Industry sources say traders have taken their complaints directly to the United Nations, saying the SUMED play should be exempted from a new requirement meant to guarantee that oil priced for one destination is not shipped to another.

It is a problem that has recently complicated the five-year-old oil-for-food programme to allow Iraq to export its crude, and the SUMED play is not the only one. Swiss trader Glencore's activities are currently being closely examined by the United Nations after a U.S.-priced cargo of Kirkuk crude - it lifted out of the Turkish port of Ceyhan in late February - ended up in Croatia, UN sources say.

A month ago the United Nations began requiring tanker captains to sign a document stipulating that they deliver their cargo to the agreed final destination. It is an effort to prevent traders from pricing the oil to one destination, like the United States, for which official prices are very high, and selling it to another, like Europe. The ploy could net the trader a $2 to $3 a barrel profit.

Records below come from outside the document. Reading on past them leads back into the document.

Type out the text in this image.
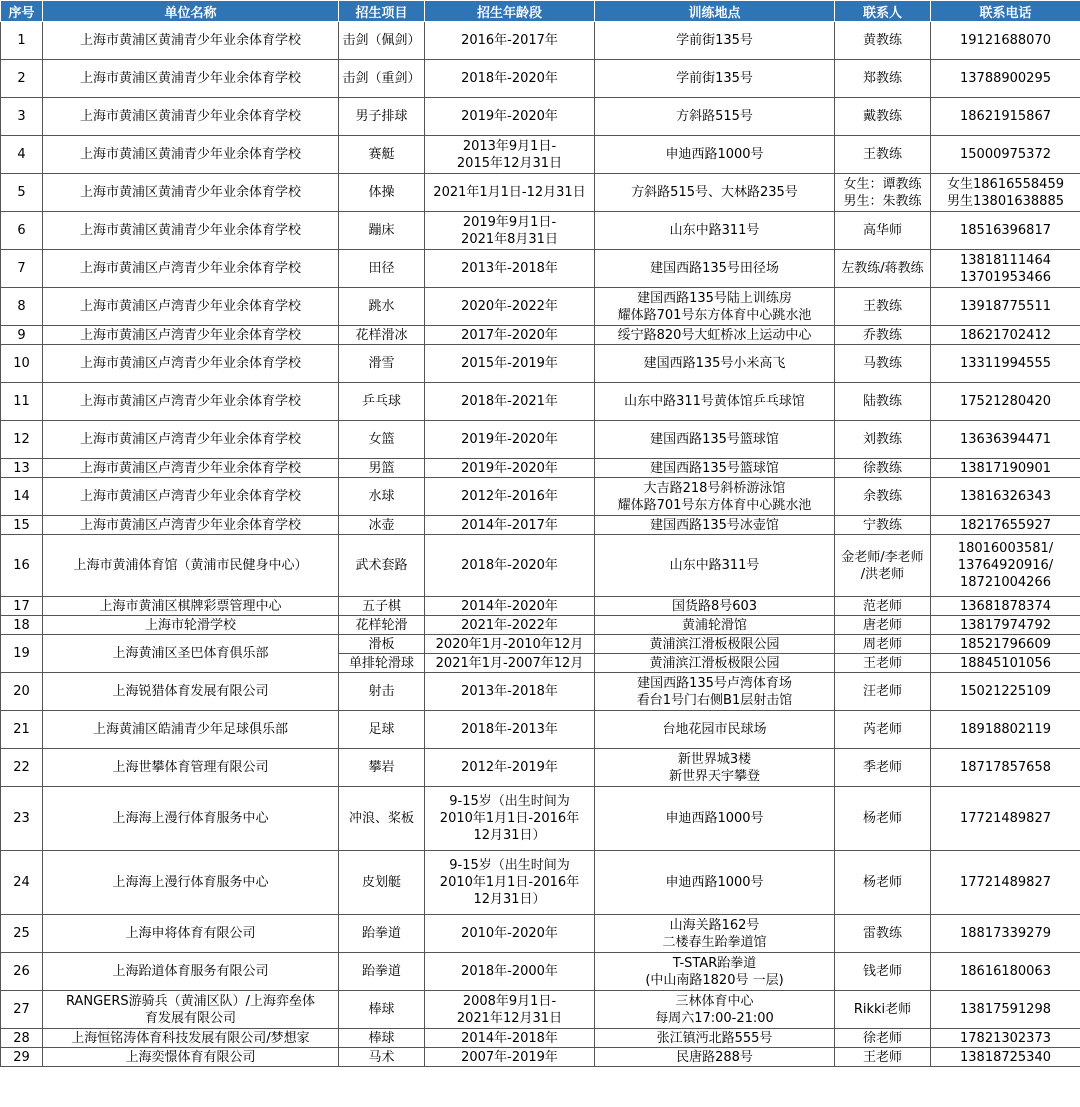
序号	单位名称	招生项目	招生年龄段	训练地点	联系人	联系电话
1	上海市黄浦区黄浦青少年业余体育学校	击剑（佩剑）	2016年-2017年	学前街135号	黄教练	19121688070
2	上海市黄浦区黄浦青少年业余体育学校	击剑（重剑）	2018年-2020年	学前街135号	郑教练	13788900295
3	上海市黄浦区黄浦青少年业余体育学校	男子排球	2019年-2020年	方斜路515号	戴教练	18621915867
4	上海市黄浦区黄浦青少年业余体育学校	赛艇	2013年9月1日-
2015年12月31日	申迪西路1000号	王教练	15000975372
5	上海市黄浦区黄浦青少年业余体育学校	体操	2021年1月1日-12月31日	方斜路515号、大林路235号	女生：谭教练
男生：朱教练	女生18616558459
男生13801638885
6	上海市黄浦区黄浦青少年业余体育学校	蹦床	2019年9月1日-
2021年8月31日	山东中路311号	高华师	18516396817
7	上海市黄浦区卢湾青少年业余体育学校	田径	2013年-2018年	建国西路135号田径场	左教练/蒋教练	13818111464
13701953466
8	上海市黄浦区卢湾青少年业余体育学校	跳水	2020年-2022年	建国西路135号陆上训练房
耀体路701号东方体育中心跳水池	王教练	13918775511
9	上海市黄浦区卢湾青少年业余体育学校	花样滑冰	2017年-2020年	绥宁路820号大虹桥冰上运动中心	乔教练	18621702412
10	上海市黄浦区卢湾青少年业余体育学校	滑雪	2015年-2019年	建国西路135号小米高飞	马教练	13311994555
11	上海市黄浦区卢湾青少年业余体育学校	乒乓球	2018年-2021年	山东中路311号黄体馆乒乓球馆	陆教练	17521280420
12	上海市黄浦区卢湾青少年业余体育学校	女篮	2019年-2020年	建国西路135号篮球馆	刘教练	13636394471
13	上海市黄浦区卢湾青少年业余体育学校	男篮	2019年-2020年	建国西路135号篮球馆	徐教练	13817190901
14	上海市黄浦区卢湾青少年业余体育学校	水球	2012年-2016年	大吉路218号斜桥游泳馆
耀体路701号东方体育中心跳水池	余教练	13816326343
15	上海市黄浦区卢湾青少年业余体育学校	冰壶	2014年-2017年	建国西路135号冰壶馆	宁教练	18217655927
16	上海市黄浦体育馆（黄浦市民健身中心）	武术套路	2018年-2020年	山东中路311号	金老师/李老师
/洪老师	18016003581/
13764920916/
18721004266
17	上海市黄浦区棋牌彩票管理中心	五子棋	2014年-2020年	国货路8号603	范老师	13681878374
18	上海市轮滑学校	花样轮滑	2021年-2022年	黄浦轮滑馆	唐老师	13817974792
19	上海黄浦区圣巴体育俱乐部	滑板	2020年1月-2010年12月	黄浦滨江滑板极限公园	周老师	18521796609
		单排轮滑球	2021年1月-2007年12月	黄浦滨江滑板极限公园	王老师	18845101056
20	上海锐猎体育发展有限公司	射击	2013年-2018年	建国西路135号卢湾体育场
看台1号门右侧B1层射击馆	汪老师	15021225109
21	上海黄浦区皓浦青少年足球俱乐部	足球	2018年-2013年	台地花园市民球场	芮老师	18918802119
22	上海世攀体育管理有限公司	攀岩	2012年-2019年	新世界城3楼
新世界天宇攀登	季老师	18717857658
23	上海海上漫行体育服务中心	冲浪、桨板	9-15岁（出生时间为
2010年1月1日-2016年
12月31日）	申迪西路1000号	杨老师	17721489827
24	上海海上漫行体育服务中心	皮划艇	9-15岁（出生时间为
2010年1月1日-2016年
12月31日）	申迪西路1000号	杨老师	17721489827
25	上海申将体育有限公司	跆拳道	2010年-2020年	山海关路162号
二楼春生跆拳道馆	雷教练	18817339279
26	上海跆道体育服务有限公司	跆拳道	2018年-2000年	T-STAR跆拳道
(中山南路1820号 一层)	钱老师	18616180063
27	RANGERS游骑兵（黄浦区队）/上海弈垒体
育发展有限公司	棒球	2008年9月1日-
2021年12月31日	三林体育中心
每周六17:00-21:00	Rikki老师	13817591298
28	上海恒铭涛体育科技发展有限公司/梦想家	棒球	2014年-2018年	张江镇沔北路555号	徐老师	17821302373
29	上海奕憬体育有限公司	马术	2007年-2019年	民唐路288号	王老师	13818725340
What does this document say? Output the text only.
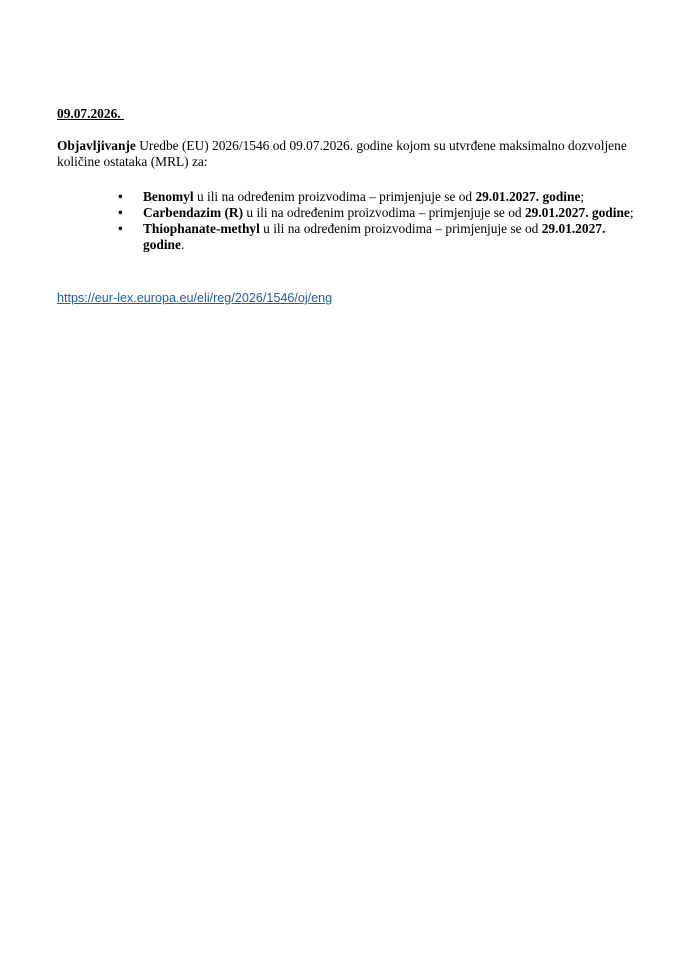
09.07.2026.
Objavljivanje Uredbe (EU) 2026/1546 od 09.07.2026. godine kojom su utvrđene maksimalno dozvoljene količine ostataka (MRL) za:
•	Benomyl u ili na određenim proizvodima – primjenjuje se od 29.01.2027. godine;
•	Carbendazim (R) u ili na određenim proizvodima – primjenjuje se od 29.01.2027. godine;
•	Thiophanate-methyl u ili na određenim proizvodima – primjenjuje se od 29.01.2027. godine.
https://eur-lex.europa.eu/eli/reg/2026/1546/oj/eng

By using the SUMED pipeline, a trader could in theory sell Basrah Light originally priced for a U.S. destination to a European buyer at a significant profit thanks to freight savings and market discrepancies.

Use of the pipeline helps disguise the illegal play, but it is also a means of legitimately shipping large volumes of European-priced Basrah Light into Europe more cheaply than the Suez Canal or the lengthy voyage around the Cape of Good Hope.

The two million barrel per day SUMED mostly handles Saudi and Iranian crude, pumped in at the Red Sea terminal of Ain Sukhna and out again at the Mediterranean port of Sidi Kerir. But the UN clamp down on SUMED has frustrated many traders trying to sell Basrah Light into Europe, who say the crude via alternate routes is no longer economically viable. Europe took as much as five million barrels of Basrah in March.

"They're imposing restrictions on a fair business practice," said one trader. Although some sources said U.S.-bound crude was also being moved through the pipeline, most traders said the six to seven-day savings in transit time to the United States gained by sending crude through the SUMED is lost in port fees and delays.